La construction de Panodia est un récit continu et de toute façon inachevable. Je croyais en avoir fini avec sa Physique dont la formulation me semblait avoir atteint un état satisfaisant, suffisant en tout cas pour approfondir l'Ethos. Et ce sont des lectures en rapport avec l'Ethos qui m'ont permis, de manière inattendue, de consolider la Physique sur des points que je savais fragiles mais que j'avais laissés en suspens. Je donne donc la priorité à ce complément sur les commentaires de l'ouvrage de Etienne Souriau (Les différents modes d'existence), toujours à l'ordre du jour. Sur quoi portaient ces nouvelles lectures et à quels éléments précis du modèle Panodia se rapportent elles ?

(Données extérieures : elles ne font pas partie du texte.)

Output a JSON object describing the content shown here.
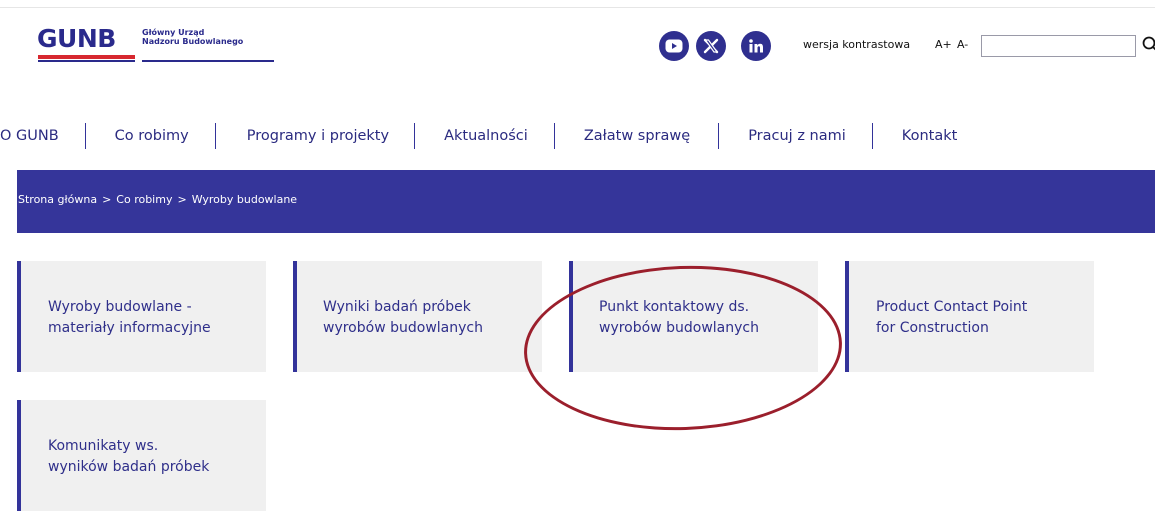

Le thème des lectures incidentes à l'ouvrage de Souriau était le rattachement commun de Souriau et de Peirce au réalisme métaphysique de Duns Scot (1266-1308), un immense philosophe scolastique qu'on appelle aussi le docteur subtil. Je n'ai pas bien compris le détail de cette variante du réalisme mais j'ai retenu qu'il s'éloigne du réalisme platonicien, lequel accorde une existence aux Idées et aux Formes - autrement dit à l'Universel, à la nature commune dit Scot - comme entités autonomes par rapport au monde d'ici-bas (qu'elles finissent quand même par rejoindre !).

Le réalisme de type scotiste, que j'altère pour les besoins de ma cause, considère la nature commune comme le produit d'une rencontre entre la réalité et l'Intellect et non pas comme une entité errante à la libre disposition du Démiurge. Je dis l'Intellect et je suis tenté de dire l'Intellect agent, conception pour moi purement immanente, d'une intelligence abstractive, ou extractive, qui retient de la réalité ce qui pourra servir à la perpétuer et à la renouveler. La nature commune n'est plus une entité objective séparée du monde, ni un concept contingent et tributaire de qui le conçoit, encore moins un pur vocable. C'est le témoignage d'un processus intelligent qui tient son origine d'un contact avec le Réel et qui est destiné à y retourner. A l'évidence c'est un détournement personnel de Duns Scot, ou d'un certain Duns Scot, lequel n'a certainement pas pensé à l'Intellect agent comme pure immanence. Duns Scot, en tant que chrétien, place évidemment la source des essences en Dieu. En revanche, l'Intellect agent comme puissance d'abstraction purement immanente et impersonnelle semble rejoindre la grande thèse d'Averroès (1128-1198), le commentateur arabe d'Aristote. Ma référence est ici Alain de Libera (La philosophie médiévale, 1993).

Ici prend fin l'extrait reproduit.